The Silence of the Pandas visits different parts of the globe where WWF cooperates with agribiz, including Argentina. The film characterizes WWF and Monsanto as “the secret rulers in Argentina,” destroying traditional agriculture and tribes – the only humans who know how to live outside industrial civilization.
The film exposes how global oil players such as BP and Shell, along with the auto industry, also benefit from GM biodiesel to the detriment of the environment and tribes.
Genetically modified soy requires the use of Monsanto’s Roundup, an herbicide that damages human DNA, causing birth defects, abortions and cancer. Even crop dusters are adversely affected by fumes from their toxic spraying, the film shows.
The United Soy Republic of South America, an advertising slogan, lives up to its name by using GM crops to contaminate those in Brazil and Paraguay which had previously banned them. In 2003, the head of WWF Argentina, Dr Hector Laurence, also served as president of the Agricultural Assn, AIMA; director of GMO company, Morgan Seeds; and as a representative of GM seed company, Pioneer.
The “soy desert of Argentina” is already the size of Germany, says Huismann, and the plan is to double it. WWF greenlights this process by declaring the Gran Chaco region “degraded by human exploitation.” They mean by indigenous people, ignoring that huge sections of Chaco have been deforested for soy plantations, which have altered the climate, leading to drought.
Industrial civilization is trying to solve its energy problems with biofuels, at the expense of food production. Argentines see this as Northern Hemisphere theft from the Southern Hemisphere.
At the 2010 Round Table for Responsible Soy, which WWF founded in 2004, it sided with Monsanto’s theft of public lands by deeming GM soy production, enabled by toxic agrochemicals, “sustainable.” Over 230 groups immediately condemned the finding.
WWF justifies this by explaining that the RTRS operates independent of WWF, yet fails to explain its vote.
WWF also refused to publicize its position on genetically modified crops to Huismann. Through a little digging, he discovered that WWF vice president, Dr Jason Clay, who managed the WWF deal with Monsanto, is listed on the Global Harvest Initiative. Members of this corporate-agribiz lobby group include Monsanto, Cargill, ADM, and the World Wildlife Fund.
At a 2010 speech reproduced in the film, Dr Clay said, “We need to freeze the footprint of agriculture.” Of the eight ways he envisions doing that, “One is genetics. We have got to produce more with less.” He urged the group to focus on all crops, not just temperate ones.

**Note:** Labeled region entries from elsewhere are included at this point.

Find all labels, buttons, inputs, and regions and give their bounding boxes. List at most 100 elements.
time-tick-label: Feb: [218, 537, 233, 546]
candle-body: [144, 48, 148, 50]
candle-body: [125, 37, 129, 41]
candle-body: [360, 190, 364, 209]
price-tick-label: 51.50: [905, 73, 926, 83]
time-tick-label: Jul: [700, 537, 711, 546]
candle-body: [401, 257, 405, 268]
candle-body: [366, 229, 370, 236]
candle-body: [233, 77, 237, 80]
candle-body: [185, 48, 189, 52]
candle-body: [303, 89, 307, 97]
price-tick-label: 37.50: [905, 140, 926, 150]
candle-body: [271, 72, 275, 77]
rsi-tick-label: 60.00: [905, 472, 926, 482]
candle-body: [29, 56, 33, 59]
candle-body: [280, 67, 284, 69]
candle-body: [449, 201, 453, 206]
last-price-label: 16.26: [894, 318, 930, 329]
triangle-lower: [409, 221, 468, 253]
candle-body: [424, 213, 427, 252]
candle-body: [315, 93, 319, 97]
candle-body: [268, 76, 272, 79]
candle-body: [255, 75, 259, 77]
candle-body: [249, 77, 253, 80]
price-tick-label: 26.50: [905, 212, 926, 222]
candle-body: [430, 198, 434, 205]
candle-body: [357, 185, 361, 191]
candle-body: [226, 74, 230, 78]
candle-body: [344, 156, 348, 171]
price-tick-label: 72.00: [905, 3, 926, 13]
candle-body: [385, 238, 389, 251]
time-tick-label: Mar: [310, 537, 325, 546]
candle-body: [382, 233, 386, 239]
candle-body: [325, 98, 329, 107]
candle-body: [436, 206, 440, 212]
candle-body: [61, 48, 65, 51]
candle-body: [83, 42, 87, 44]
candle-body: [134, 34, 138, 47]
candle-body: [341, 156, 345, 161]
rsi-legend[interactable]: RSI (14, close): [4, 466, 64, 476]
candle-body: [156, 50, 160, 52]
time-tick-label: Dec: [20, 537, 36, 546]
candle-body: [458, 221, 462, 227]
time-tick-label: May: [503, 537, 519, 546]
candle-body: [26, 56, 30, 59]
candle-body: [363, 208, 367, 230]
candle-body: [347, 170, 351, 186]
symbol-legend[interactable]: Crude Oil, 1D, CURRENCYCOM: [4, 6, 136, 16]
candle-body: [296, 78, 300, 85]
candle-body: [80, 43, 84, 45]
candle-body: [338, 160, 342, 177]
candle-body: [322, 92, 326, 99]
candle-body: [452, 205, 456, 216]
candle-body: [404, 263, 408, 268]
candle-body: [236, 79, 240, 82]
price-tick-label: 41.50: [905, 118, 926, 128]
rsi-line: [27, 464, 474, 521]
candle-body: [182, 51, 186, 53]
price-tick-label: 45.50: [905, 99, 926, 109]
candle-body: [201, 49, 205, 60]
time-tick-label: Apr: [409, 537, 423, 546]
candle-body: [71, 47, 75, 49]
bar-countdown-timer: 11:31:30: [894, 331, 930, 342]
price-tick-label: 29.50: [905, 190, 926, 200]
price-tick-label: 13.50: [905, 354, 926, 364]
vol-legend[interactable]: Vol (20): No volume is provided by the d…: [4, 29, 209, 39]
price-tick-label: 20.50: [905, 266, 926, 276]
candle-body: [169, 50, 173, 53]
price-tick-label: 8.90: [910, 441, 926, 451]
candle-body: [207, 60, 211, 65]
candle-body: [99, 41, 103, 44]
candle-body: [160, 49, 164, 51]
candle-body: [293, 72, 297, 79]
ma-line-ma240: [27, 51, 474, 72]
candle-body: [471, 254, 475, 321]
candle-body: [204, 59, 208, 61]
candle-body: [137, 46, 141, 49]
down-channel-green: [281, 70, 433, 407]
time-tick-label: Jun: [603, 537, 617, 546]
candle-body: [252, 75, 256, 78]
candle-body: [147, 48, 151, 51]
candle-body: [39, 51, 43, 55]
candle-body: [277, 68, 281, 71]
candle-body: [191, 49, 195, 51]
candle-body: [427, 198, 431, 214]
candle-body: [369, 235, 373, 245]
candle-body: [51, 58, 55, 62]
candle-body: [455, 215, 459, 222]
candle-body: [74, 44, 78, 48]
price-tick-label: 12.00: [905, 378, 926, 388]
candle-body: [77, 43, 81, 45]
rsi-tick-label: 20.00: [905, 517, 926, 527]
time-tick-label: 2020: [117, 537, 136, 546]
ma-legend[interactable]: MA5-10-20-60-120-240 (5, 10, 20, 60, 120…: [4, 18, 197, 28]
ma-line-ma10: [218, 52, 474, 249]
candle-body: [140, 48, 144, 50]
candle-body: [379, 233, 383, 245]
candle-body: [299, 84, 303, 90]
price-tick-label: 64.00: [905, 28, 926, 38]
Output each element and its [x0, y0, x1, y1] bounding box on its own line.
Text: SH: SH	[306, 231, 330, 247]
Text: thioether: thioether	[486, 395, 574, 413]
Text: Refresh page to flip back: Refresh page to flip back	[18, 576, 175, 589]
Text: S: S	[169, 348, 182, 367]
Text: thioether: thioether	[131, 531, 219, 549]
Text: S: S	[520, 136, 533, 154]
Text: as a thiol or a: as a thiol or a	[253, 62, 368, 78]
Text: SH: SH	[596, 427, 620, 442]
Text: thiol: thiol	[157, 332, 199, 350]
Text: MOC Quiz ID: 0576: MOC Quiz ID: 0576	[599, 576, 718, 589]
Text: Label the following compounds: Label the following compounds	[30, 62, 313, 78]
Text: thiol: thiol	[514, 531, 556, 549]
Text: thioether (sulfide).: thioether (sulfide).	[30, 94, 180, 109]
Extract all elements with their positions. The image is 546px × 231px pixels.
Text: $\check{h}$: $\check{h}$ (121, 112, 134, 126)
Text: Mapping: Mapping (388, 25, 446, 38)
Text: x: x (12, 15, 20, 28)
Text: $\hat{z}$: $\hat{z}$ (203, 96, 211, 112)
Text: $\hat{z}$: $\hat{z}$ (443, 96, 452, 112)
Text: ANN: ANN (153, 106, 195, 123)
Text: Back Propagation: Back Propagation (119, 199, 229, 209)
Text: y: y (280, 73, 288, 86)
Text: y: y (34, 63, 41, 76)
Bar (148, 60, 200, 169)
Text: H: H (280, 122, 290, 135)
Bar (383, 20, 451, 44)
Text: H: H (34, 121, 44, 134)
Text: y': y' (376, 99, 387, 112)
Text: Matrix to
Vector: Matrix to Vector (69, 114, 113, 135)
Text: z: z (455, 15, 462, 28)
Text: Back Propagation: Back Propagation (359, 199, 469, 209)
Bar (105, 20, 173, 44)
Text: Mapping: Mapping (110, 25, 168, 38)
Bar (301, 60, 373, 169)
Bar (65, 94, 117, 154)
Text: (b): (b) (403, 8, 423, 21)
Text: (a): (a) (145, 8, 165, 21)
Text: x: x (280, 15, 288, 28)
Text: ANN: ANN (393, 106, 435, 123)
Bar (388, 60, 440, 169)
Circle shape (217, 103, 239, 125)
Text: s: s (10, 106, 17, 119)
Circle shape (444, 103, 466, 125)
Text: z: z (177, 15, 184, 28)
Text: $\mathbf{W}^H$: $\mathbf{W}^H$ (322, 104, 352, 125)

“We need to start focusing on the food production…. It takes 15 years … to bring a genetically engineered product to market. The clock is ticking. We need to get moving,” he said.
Despite this, WWF denies giving its blessing “to genetically modified soy or any other Genetically Modified Organism.” One then has to wonder why its senior VP would urge the opposite.
Meanwhile, working with WWF, the government of Indonesia has apportioned nine million hectares of forest for palm oil production in Papua, the film notes. WWF denies any collusion here, as well, but its own report exposes that lie.
GM palm monocultures, along with other development projects that benefit industrial civilization at the expense of indigenous people and the environment, have inspired a secession movement in Papua. Resource-rich Papua wants independence from Indonesia to protect its subsistent, yet sustainable way of living.
State-sanctioned torture, along with military enforcement of land theft and eco-destruction, has President Obama’s seal of approval. Despite known human rights abuses, in 2010, the US began openly providing the Indonesia government with military support to quash tribal resistance.
Ah, life under Empire. Independent films like Silence of the Pandas help dispel the façade.